Schwäbische Zeitung (Laupheim)
Maler Thomas Becker zeigt menschenleere Landschaften
„Weite Felder“im Landkreismuseum Neu-Ulm Kontrast bieten Keller und Kabinett
OBERFAHLHEIM - Mit dem Auto ist es von Söflingen nach Oberfahlheim keine halbe Stunde. Thomas Becker braucht aber 90 Minuten: Der Künstler hat kein Auto, er fährt praktisch jede Strecke mit dem Fahrrad. Weil er es mag. Die Wahl des Fortbewegungsmittels hat großen Einfluss auf die Kunst des 57-Jährigen, die vor allem um ein Thema kreist: die Landschaft. Egal ob Ur-, Kultur oder Stadtlandschaft, Bergpanorama oder Seestück. Eine Auswahl seiner Arbeiten ist nun im Museum für Bildende Kunst in Oberfahlheim zu sehen.
Der gebürtige Hannoveraner Becker kommt eigentlich von der Fotografie, doch die ist in seinen Augen „ein zu technisches Medium geworden“. Er suchte das Gegenteil, ging in der Kunstgeschichte immer weiter zurück, bis er bei den niederländischen Landschaftsmalern des 17. Jahrhunderts landete. Seine Herangehensweise ist freilich eine andere: Becker erwandert oder erradelt das Land, fotografiert und verdichtet die so entstandenen Bilder im Atelier zu meist großformatigen Gemälden, die er selbst lieber Weltbilder als Landschaftsbilder nennt: Jeden Kitschverdacht will er vermeiden. Deswegen heißt die Ausstellung auch nicht etwa „Sehnsucht“, sondern „Sehsucht“.
Dabei muss Becker den Kitschvorwurf gar nicht befürchten, zu abstrakt-reduziert sind seine „realen und idealen Landschaften“, die eine Welt zeigen, wie sie nach dem Untergang der Menschheit aussehen könnte: wüst und leer, aber auch bereit für einen Neuanfang. Manchmal stehen auch konkrete Ereignisse hinter den Bildern: Die Titel verweisen auf Schlachtorte des Ersten Weltkriegs in den Dolomiten oder auf Naturkatastrophen wie den Orkan „Kyrill“. Die Landschaften erscheinen immer unendlich, unbegreiflich. Und doch spürt man ein Anliegen: Becker will vor der Zerstörung der Natur warnen.

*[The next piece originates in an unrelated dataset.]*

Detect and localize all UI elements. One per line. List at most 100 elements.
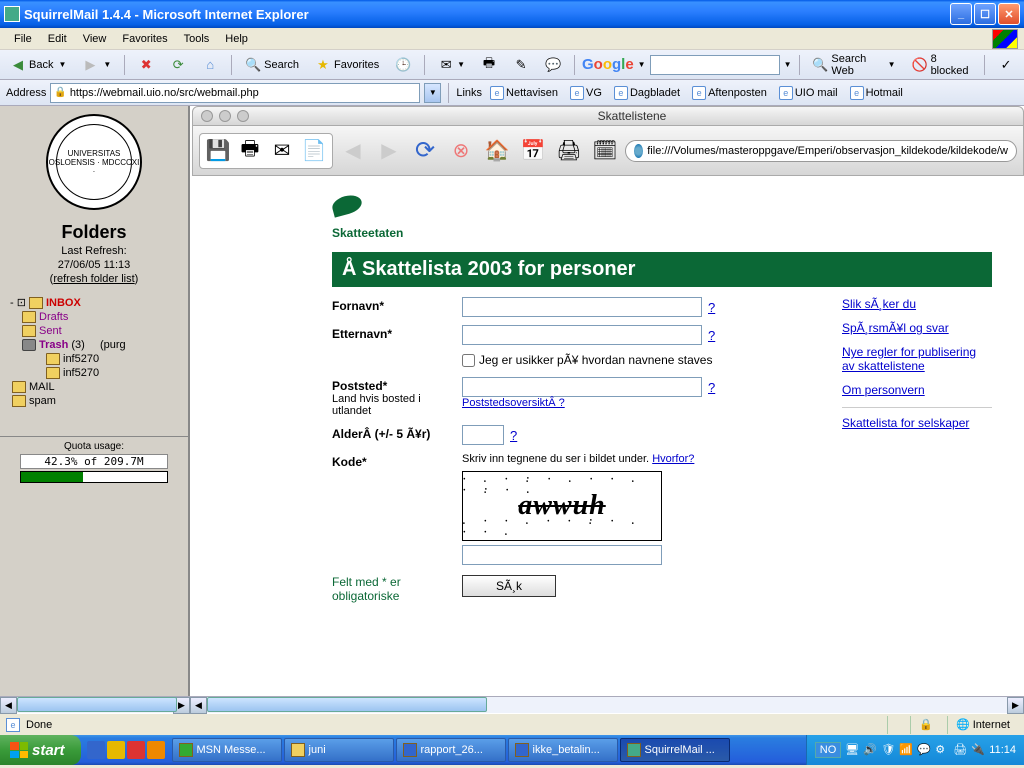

Der Söflinger, der seine künstlerische Ausbildung an der FolkwangHochschule Essen erhielt, nennt sich selbst einen Traditionalisten. Was allerdings nur teilweise stimmt. Denn wenn er eine Pause von der Landschaft braucht, macht er ganz andere Dinge. So betrieb er bis vor kurzem im Internet ein virtuelles Museum („ein Kunstspaß“). Von 1993 bis 2005 verfolgte er ein besonderes, sehr ernstes Projekt: Er gestaltete 35 Unikatbücher zu Gedichten Paul Celans. Sechs davon können im schummrigen Keller von den Besuchern erblättert werden. Statt Landschaften gibt es abstrakte, chiffrenhafte Formen und Texturen. Für diese teils großformatigen Bilderbücher hat sich Becker nach eigenen Aussagen von „Celans Genialität anschubsen lassen“.
Die Präsentation im Kellergewölbe ist ein Kontrast zu den Weltbildern im Erdgeschoss. Doch nichts im Vergleich zum Kabinett im ersten Stock: Dort sind parallel zu Beckers Schau „Schwäbische Heimatbilder“von Christina Schneider aus Kleinkötz zu sehen. Manches davon darf man kitschig finden, manches, etwa eine typische Postkartenansicht von Ulm, auch unoriginell. Aber (Landschafts)malerei ist eben ein weites Feld.
Die beiden Ausstellungen laufen bis zum 2. September. Eintritt frei. In der Ausstellung erhältlich ist Beckers neuer Band „Reale und ideale Landschaften“, der viele der Bilder enthält (35 Euro).